Consider the dependency pair problem (P, R), where P consists of

p1: plus#(s(X),plus(Y,Z)) -> plus#(X,plus(s(s(Y)),Z))
p2: plus#(s(X1),plus(X2,plus(X3,X4))) -> plus#(X2,X4)
p3: plus#(s(X1),plus(X2,plus(X3,X4))) -> plus#(X3,plus(X2,X4))
p4: plus#(s(X1),plus(X2,plus(X3,X4))) -> plus#(X1,plus(X3,plus(X2,X4)))
p5: plus#(s(X),plus(Y,Z)) -> plus#(s(s(Y)),Z)

and R consists of:

r1: plus(s(X),plus(Y,Z)) -> plus(X,plus(s(s(Y)),Z))
r2: plus(s(X1),plus(X2,plus(X3,X4))) -> plus(X1,plus(X3,plus(X2,X4)))

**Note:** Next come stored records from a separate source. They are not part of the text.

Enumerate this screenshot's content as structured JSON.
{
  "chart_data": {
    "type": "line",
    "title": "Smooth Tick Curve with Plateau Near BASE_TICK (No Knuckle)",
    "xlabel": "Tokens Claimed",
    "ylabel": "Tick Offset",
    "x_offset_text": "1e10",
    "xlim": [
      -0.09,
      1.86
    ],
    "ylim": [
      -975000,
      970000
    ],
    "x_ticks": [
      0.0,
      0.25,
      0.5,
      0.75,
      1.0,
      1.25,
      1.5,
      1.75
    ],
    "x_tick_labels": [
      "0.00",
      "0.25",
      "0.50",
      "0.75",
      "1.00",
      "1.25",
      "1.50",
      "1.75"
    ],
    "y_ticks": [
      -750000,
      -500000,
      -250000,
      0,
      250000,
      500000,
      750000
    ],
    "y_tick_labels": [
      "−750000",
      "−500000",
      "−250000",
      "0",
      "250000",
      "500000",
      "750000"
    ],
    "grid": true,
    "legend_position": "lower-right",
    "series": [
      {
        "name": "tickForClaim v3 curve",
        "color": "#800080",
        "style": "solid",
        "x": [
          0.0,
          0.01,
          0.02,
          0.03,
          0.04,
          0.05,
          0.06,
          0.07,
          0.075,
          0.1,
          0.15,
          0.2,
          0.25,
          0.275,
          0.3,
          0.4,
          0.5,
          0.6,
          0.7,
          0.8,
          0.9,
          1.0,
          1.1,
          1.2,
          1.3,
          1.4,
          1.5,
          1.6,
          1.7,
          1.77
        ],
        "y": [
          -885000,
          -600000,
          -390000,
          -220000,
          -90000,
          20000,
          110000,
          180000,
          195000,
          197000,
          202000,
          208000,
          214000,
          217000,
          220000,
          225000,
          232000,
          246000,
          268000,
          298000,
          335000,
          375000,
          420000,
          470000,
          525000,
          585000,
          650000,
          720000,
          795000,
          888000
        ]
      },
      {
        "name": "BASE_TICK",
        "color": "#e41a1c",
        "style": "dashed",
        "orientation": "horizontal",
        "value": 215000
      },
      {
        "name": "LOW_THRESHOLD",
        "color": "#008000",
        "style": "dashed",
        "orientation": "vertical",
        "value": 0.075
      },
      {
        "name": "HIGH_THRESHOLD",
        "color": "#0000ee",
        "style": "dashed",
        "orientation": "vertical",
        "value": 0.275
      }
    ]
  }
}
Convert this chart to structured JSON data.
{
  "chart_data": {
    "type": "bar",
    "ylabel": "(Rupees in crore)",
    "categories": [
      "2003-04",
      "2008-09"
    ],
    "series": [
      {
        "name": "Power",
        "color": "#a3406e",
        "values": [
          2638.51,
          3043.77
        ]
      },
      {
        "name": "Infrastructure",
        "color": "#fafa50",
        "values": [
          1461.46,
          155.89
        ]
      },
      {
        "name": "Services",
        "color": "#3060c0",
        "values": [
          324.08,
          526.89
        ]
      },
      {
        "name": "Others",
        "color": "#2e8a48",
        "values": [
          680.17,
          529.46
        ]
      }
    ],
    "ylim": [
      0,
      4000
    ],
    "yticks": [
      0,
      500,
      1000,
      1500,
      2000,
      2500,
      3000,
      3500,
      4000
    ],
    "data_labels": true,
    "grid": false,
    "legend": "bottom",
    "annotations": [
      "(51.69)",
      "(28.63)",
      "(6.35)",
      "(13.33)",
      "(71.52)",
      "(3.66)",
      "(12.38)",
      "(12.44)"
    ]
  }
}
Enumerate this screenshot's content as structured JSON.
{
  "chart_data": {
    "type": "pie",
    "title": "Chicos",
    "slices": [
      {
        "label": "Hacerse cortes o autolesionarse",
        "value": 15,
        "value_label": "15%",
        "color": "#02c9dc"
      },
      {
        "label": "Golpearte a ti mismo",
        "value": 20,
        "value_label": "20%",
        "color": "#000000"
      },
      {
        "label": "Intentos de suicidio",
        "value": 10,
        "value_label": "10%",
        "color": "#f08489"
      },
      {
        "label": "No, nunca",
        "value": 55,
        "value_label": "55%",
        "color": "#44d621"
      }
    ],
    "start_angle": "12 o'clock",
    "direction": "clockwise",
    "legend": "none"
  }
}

The set of usable rules consists of

  r1, r2

Take the reduction pair:

  lexicographic combination of reduction pairs:
  
    1. matrix interpretations:
    
      carrier: N^1
      order: standard order
      interpretations:
        plus#_A(x1,x2) = x1 + x2
        s_A(x1) = x1
        plus_A(x1,x2) = x1 + x2 + 1
    
    2. lexicographic path order with precedence:
    
      precedence:
      
        plus > s > plus#
      
      argument filter:
    
        pi(plus#) = 1
        pi(s) = [1]
        pi(plus) = [2]
    

The next rules are strictly ordered:

  p1, p2, p3, p4, p5

We remove them from the problem.  Then no dependency pair remains.